How can a brand ensure they’re sticking to the rules?

The easiest way is by ensuring the need to declare an ad is clearly stated within any contract, briefing document and all correspondence with an influencer you’re working with. At Hotwire, our internal processes ensure the client never has to think about guidelines, we do the hard work for them and ensure compliancy is met and our clients and the talent are protected against any infringement.

We ensure there are multiple touch points explaining the declaration policy throughout the briefing process with any influencer and request being sent the drafted content with the relevant tags included for review before anything is uploading or set live.

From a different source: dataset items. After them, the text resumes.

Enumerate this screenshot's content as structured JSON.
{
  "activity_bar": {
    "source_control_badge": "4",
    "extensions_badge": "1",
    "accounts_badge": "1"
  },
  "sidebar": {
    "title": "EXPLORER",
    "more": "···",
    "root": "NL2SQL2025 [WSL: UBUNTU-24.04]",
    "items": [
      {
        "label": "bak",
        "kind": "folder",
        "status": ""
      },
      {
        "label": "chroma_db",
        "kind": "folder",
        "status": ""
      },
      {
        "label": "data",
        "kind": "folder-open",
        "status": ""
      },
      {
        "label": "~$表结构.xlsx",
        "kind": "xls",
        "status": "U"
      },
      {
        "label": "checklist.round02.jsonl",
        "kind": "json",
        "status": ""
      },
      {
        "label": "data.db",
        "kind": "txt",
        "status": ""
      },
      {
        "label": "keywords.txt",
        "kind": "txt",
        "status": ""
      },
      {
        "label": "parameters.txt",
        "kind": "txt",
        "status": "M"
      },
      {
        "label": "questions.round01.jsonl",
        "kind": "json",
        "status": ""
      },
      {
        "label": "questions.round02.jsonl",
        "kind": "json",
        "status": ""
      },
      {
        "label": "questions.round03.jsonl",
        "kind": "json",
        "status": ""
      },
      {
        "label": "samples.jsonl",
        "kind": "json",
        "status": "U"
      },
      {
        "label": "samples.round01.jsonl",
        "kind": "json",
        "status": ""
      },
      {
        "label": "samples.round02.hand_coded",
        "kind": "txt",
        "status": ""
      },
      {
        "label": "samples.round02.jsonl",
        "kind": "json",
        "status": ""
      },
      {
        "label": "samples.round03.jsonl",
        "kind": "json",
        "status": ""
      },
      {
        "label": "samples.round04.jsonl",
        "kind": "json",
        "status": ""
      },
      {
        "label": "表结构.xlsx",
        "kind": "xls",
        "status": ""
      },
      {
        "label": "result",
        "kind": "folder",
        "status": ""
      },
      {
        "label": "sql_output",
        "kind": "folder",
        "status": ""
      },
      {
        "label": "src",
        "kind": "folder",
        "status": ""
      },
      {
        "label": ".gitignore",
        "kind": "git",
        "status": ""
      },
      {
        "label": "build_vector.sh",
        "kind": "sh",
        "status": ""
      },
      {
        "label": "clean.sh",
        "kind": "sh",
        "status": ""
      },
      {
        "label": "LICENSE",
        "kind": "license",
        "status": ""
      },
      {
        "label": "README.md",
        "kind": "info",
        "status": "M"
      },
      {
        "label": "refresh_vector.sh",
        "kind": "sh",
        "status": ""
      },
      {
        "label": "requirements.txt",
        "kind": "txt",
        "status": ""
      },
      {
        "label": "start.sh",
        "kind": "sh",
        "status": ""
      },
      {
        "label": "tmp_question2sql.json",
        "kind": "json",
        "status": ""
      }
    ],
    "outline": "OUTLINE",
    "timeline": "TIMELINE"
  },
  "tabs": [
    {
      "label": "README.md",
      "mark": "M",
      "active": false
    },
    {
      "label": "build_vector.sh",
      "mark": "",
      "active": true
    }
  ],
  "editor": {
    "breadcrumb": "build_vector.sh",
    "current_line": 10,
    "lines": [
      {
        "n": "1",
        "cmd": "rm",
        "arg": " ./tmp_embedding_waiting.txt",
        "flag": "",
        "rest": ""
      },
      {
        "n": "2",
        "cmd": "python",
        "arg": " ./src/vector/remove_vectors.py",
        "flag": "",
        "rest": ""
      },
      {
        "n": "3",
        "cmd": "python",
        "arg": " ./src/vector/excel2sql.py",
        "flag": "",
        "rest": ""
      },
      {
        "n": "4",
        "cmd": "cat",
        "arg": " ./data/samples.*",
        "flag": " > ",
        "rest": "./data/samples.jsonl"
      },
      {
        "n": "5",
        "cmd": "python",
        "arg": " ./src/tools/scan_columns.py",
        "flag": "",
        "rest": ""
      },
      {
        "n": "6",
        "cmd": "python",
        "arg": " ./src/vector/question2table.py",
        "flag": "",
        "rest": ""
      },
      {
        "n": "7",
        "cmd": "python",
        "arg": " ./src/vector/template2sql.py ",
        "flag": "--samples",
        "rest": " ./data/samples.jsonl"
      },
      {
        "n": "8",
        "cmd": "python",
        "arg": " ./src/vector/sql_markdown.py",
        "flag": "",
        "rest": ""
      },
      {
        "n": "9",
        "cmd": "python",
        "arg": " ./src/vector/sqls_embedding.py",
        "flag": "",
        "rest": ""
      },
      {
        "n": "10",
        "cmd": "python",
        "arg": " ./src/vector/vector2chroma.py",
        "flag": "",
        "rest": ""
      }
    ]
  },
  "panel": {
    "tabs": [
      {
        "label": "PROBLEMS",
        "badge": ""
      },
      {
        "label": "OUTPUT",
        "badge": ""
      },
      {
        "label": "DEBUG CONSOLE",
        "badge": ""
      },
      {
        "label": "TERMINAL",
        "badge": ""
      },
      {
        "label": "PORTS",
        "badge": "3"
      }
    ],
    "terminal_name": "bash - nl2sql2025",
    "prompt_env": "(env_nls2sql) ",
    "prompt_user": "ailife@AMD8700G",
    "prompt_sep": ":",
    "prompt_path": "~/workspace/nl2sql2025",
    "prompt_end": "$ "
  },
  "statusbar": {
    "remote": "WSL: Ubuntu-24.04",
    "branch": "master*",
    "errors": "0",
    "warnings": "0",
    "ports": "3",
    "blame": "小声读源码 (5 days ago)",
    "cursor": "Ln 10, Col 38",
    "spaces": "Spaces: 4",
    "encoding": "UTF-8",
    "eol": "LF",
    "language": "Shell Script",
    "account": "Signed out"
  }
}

This is to ensure a final thorough check is made so our client won’t be liable for any disclosure issues.


How to declare an AD

The ASA says influencers must:

  • Disclose when they have any financial, employment, personal or family relationship with a brand.
  • Use clear and simply language such as “advertisement”, “ad” or “Advert”

Here are some examples of compliance approved content from influencer work at Hotwire for our clients Omron, Asus and Qualcomm:

Although the term “Sponsored” has been used in the past, it comes with a level of risk, as the ASA has made it clear that the term doesn’t go far enough to make it obvious that its advertising. So, it is recommended to stay away from using terms such as “Sponsorship”, “Sponsored” or “Spon”.

With sponsored Instagram posts growing by 30% year-over-year, the need for transparency whilst using social media is only going to increase as influencers – and brands – compete for our attention across social platforms. Consumers and users of these channels are getting wise to the different ways they are sold products and they all, particularly Gen Z, want to feel a connection to the influencer -and therefore the brand.

We can see from the backlash against brands such as Pretty Little Thing that consumers and users are demanding authenticity and transparency like never before. The brands who best follow the ‘rules’ and can form a real connection with their audience will be the ones who will get it right and reap the rewards.